The original language of the bill says that it is antisemitic to be more critical of Israel than one might be of other states.

But what if you are a U.S. citizen who notices that Israel receives more aid from the U.S. than any other state, and you spend more time criticizing Israel than, say, Venezuela, because you are helping to foot the Israeli bill? That makes you an antisemite?

And what if you are an Arab-American or Palestinian-American citizen who spends more time criticizing Israel than Tunisia because your family does not experience Israel as a form of deliverance and empowerment? Is it antisemitic for Palestinian students on campus who have family experiencing human rights abuse right now in Jenin or Ramallah, or being bombed in Gaza, to criticize Israel and not communist China or Cuba or Zimbabwe? Really?

There has been much acrimony on the campus of Indiana University. Many individual Jewish or Arab students or faculty might feel offended. But there has been no violence.

And yet the logic of IHRA has begun to take its toll on academic freedom. Following a letter from Congressman Jim Banks, the IU administration has moved to bring to heel the student-run Palestine Solidarity Committee on the grounds that its pro-Palestinian efforts are antisemitic. The group’s faculty adviser, my colleague and friend Abdulkader Sinno, was then suspended on trumped-up charges. The suspension violated university due process and long-standing norms of faculty governance, and served no good purpose—though it has served the bad purpose of chilling speech on campus. It has been denounced by a wide range of groups from the ACLU and the AAUP to the libertarian group FIRE—Foundation for Individual Rights of Expression. Over four hundred faculty members, including 37 members of the Distinguished Faculty Alliance, have objected. (The administration’s cancellation of a long-planned art exhibit by Palestinian artist Samia Halaby has followed a similar script and received even more public condemnation.)

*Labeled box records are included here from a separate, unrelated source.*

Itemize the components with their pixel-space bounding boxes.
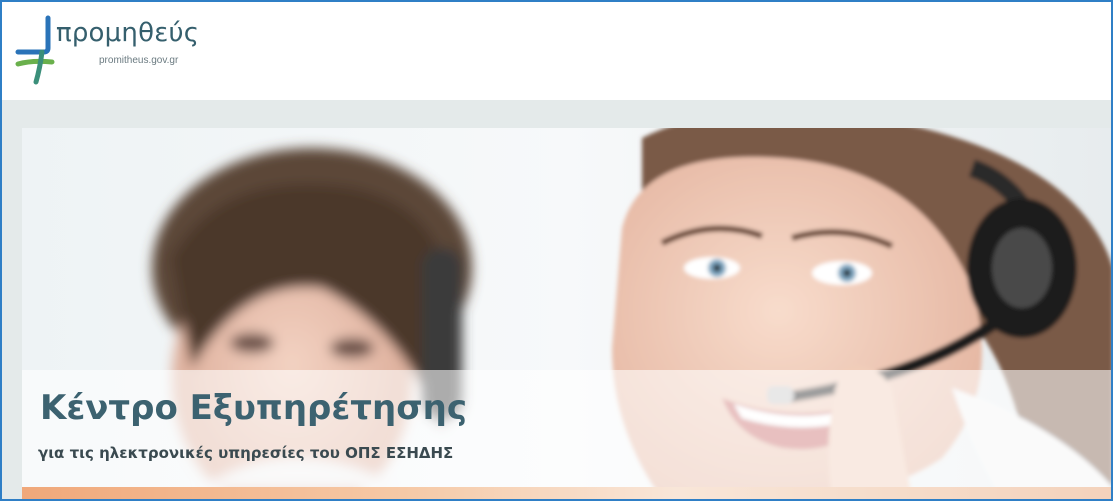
banner-caption: Κέντρο Εξυπηρέτησης για τις ηλεκτρονικές… — [22, 370, 1111, 487]
site-header: προμηθεύς promitheus.gov.gr — [2, 2, 1111, 100]
logo-domain: promitheus.gov.gr — [99, 55, 179, 66]
banner-title: Κέντρο Εξυπηρέτησης — [40, 388, 468, 428]
banner-bottom-strip — [22, 487, 1111, 499]
logo-name: προμηθεύς — [56, 18, 200, 48]
banner-subtitle: για τις ηλεκτρονικές υπηρεσίες του ΟΠΣ Ε… — [38, 444, 454, 462]
hero-banner: Κέντρο Εξυπηρέτησης για τις ηλεκτρονικές… — [22, 128, 1111, 499]
site-logo[interactable]: προμηθεύς promitheus.gov.gr — [12, 12, 232, 92]
browser-frame: προμηθεύς promitheus.gov.gr Κέντρο Εξυπη… — [0, 0, 1113, 501]
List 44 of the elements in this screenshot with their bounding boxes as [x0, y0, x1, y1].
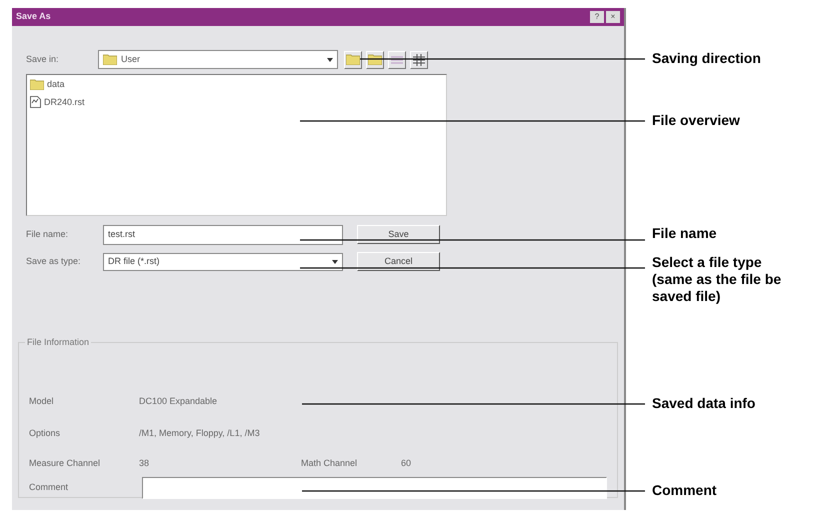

No Jewish student has been harmed by the Palestine Solidarity Committee (some even work with and support it), though many Jewish students have been offended and angered by the group’s activism, and have responded in kind—as is their right in a pluralistic society. 

I’ve met these Palestinian students. They are bright, impressive, well-meaning young people who care about the world. We have talked. They shook my hand as they saw the Star of David, a symbol of Judaism, hanging from my neck. I shared my experience and was honest about my support but also about the ways I disagree with them. They shared with me their own experiences and views. They are not antisemitic and they threaten no one. Perhaps if those leading the charge against them actually deigned to talk with them instead of denouncing them, they might discover this. The idea that these Arab and Arab-American young people ought to think and talk about Israel the way Jewish kids from Indianapolis or New York do is worse than foolish. It arrogant and it is downright stupid. And yet this is exactly what the group’s right-wing Zionist opponents are demanding.

Again, there is a huge moral, legal, and constitutional difference between offense on the one hand, and violence or actual harm on the other. 

If there is any place where these differences should matter, it is here.

You should support laws that promote non-discrimination and intellectual freedom in education.

But do not support laws that needlessly and unjustifiably chill the freedom of expression that is at the heart of the educational process, a process whereby young people learn how to think and speak for themselves and to share a world with others who think and speak differently.

Public education must never place the hurt feelings of any group above the free inquiry, serious debate, and sometimes fractious argument that is the hallmark of a democratic society.